Fall is in full swing out here where the big woods meets the prairie and that means harvest is in full swing and that means that, with the exception of all things relating to football, grain yields, market prices, profits and losses are the primary topics of most casual conversations. The fall months also see an uptick in the rural lawyering business as clients look to close those little, optional matters like estate planning while the weather is still pleasant and cash comes a bit more readily to hand. Profits, losses and budgets are on a rural lawyer’s hit parade as well, for fall also brings sales reps for the phone books, the local school sports teams sponsorship opportunities, and the requests for various and sundry donations – everyone is aware of when cash is flowing through the community.
This fall, a small town lawyer passed away.
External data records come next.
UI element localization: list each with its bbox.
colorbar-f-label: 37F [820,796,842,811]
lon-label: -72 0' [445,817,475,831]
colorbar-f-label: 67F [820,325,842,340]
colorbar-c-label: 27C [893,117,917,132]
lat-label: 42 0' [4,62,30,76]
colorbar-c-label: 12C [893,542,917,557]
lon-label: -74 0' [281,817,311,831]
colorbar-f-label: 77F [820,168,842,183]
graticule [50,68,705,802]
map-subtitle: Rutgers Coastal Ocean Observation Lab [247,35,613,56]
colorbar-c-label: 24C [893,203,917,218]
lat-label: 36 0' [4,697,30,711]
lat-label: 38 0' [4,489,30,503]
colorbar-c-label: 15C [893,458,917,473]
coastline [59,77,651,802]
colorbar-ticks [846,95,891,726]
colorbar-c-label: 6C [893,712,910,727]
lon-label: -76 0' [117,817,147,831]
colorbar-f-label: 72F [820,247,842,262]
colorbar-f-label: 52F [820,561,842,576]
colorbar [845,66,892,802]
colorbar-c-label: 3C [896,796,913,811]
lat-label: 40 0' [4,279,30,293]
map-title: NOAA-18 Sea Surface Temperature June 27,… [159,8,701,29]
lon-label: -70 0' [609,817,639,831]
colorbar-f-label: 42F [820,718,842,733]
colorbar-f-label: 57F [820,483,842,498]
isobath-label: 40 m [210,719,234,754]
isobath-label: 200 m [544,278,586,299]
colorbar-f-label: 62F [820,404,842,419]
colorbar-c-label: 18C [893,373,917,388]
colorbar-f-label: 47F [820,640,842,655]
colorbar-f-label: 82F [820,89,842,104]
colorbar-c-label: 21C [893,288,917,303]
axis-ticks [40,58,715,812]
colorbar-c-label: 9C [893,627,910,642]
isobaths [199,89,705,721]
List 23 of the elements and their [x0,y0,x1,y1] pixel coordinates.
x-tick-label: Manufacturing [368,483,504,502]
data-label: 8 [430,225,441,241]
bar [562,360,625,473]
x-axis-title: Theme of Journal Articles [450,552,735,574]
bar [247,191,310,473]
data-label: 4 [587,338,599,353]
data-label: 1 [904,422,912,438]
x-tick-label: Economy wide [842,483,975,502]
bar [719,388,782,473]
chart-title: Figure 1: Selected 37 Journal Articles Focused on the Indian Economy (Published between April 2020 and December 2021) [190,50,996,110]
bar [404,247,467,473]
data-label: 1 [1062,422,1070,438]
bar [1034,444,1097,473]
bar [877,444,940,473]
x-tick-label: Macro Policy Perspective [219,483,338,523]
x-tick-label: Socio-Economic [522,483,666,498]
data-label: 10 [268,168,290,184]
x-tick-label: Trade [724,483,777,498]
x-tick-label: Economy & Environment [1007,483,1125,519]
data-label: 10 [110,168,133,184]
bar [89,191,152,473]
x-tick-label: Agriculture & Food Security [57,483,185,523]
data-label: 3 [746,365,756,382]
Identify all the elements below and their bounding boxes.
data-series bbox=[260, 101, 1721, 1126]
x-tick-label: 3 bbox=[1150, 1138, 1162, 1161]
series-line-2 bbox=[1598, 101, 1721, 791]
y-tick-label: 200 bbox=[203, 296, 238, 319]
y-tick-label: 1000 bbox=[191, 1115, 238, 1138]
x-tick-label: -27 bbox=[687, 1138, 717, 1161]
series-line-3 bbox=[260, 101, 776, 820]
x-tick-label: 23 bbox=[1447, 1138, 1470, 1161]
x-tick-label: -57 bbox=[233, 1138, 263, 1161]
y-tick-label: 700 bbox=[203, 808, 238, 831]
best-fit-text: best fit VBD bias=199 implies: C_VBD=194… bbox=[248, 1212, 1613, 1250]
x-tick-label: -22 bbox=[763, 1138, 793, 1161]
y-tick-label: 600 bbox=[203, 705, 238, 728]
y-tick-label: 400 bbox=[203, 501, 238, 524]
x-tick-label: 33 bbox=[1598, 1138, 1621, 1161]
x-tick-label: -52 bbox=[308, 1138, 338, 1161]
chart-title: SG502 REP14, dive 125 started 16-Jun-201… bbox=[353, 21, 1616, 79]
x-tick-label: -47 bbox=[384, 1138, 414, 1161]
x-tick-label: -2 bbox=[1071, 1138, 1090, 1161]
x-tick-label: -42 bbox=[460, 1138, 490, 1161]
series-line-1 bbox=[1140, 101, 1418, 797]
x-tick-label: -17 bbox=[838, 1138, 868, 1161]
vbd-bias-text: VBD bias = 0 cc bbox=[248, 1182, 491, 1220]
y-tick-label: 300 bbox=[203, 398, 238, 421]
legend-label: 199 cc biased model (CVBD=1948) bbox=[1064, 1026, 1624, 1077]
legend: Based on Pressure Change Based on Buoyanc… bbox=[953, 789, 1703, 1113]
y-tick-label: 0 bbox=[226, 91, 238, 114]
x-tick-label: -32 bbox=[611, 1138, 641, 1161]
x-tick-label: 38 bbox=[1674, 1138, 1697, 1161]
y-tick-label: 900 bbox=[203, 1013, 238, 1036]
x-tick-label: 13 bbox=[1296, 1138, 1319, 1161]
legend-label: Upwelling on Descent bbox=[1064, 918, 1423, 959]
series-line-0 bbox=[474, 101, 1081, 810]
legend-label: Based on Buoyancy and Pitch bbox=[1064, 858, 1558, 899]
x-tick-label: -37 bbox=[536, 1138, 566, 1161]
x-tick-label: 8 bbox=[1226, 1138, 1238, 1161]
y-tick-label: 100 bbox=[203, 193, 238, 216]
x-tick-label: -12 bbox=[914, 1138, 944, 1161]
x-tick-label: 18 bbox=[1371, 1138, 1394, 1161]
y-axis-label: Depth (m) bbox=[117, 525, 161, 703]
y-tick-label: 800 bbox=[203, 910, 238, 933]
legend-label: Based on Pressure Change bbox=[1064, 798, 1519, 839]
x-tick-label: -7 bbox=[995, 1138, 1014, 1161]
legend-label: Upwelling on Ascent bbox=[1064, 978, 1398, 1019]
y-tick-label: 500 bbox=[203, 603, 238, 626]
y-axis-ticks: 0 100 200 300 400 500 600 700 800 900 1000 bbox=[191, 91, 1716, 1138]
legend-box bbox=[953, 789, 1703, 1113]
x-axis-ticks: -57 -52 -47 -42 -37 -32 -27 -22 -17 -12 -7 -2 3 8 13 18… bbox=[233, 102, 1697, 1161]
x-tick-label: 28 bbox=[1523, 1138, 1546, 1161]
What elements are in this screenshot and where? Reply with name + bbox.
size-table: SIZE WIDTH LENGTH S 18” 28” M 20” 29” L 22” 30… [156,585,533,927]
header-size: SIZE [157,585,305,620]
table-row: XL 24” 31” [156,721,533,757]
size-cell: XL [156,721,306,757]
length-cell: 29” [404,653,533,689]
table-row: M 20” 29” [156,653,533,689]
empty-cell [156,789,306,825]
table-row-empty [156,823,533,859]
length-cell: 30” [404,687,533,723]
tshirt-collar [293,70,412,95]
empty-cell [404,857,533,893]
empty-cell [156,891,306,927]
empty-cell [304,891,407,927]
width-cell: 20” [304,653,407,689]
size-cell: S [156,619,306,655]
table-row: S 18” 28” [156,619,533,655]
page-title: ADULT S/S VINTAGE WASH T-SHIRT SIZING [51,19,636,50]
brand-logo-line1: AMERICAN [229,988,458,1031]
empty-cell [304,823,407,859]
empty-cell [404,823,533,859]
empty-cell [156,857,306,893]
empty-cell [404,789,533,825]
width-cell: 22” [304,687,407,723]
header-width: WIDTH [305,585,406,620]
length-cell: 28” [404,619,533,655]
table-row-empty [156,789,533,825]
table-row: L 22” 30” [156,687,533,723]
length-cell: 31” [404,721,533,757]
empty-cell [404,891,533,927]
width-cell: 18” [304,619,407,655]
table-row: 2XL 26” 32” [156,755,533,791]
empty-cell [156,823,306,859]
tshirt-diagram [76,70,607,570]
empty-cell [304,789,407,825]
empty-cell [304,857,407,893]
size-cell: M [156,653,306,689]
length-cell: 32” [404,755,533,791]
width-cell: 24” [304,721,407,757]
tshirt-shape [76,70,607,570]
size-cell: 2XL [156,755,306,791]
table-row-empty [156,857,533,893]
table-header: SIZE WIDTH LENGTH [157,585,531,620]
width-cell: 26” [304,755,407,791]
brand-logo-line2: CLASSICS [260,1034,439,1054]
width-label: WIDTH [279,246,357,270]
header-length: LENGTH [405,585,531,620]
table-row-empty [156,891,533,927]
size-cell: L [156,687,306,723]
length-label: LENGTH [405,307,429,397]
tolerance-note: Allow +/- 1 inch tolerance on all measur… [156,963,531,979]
I didn’t know him and were it not for the internet, I would have never heard of his passing. However, serendipity, the season, and the vagaries of a Google search led me to a small obituary in the Valley News Dispatch and got me thinking about how rural lawyers are paid. It’s true that a rural lawyer’s net income is less, perhaps substantially less than that of our big city, big firm counterparts – a fact that we hope is balanced by the fact that the cost of living is lower for those of us out here in the sticks. But does net income really sum up the totality of a rural practice’s earnings or is there something more to a rural lawyer’s compensation?
skyscrapers and smog anyone?
Now, I’ve never had the privilege of seeing a city sky line from a high-rise corner office and I must admit that my desk now sits in a window-less room in a building perched perilously close to the city limits and the ragged edges of suburbia, but when I step outside at the end of the day, I am rewarded with views like this:
It may just be me, but this always comes down as a plus in the compensation column.
But it is a couple of lines at the bottom of those few column inches spent on the passing of a lawyer that stick with me. The lines read in part: “The Valley News Dispatch will occasionally run obituary stories on notable local residents. They are news items…” In small towns, lawyers make a difference and their passing is newsworthy, not just noted by a paid listing in the back of the classifieds. Those column inches do more than simply mark the death of a small town lawyer, they’re the last installment on his compensation package.
Rest in peace Mr. Ambrose and thank you.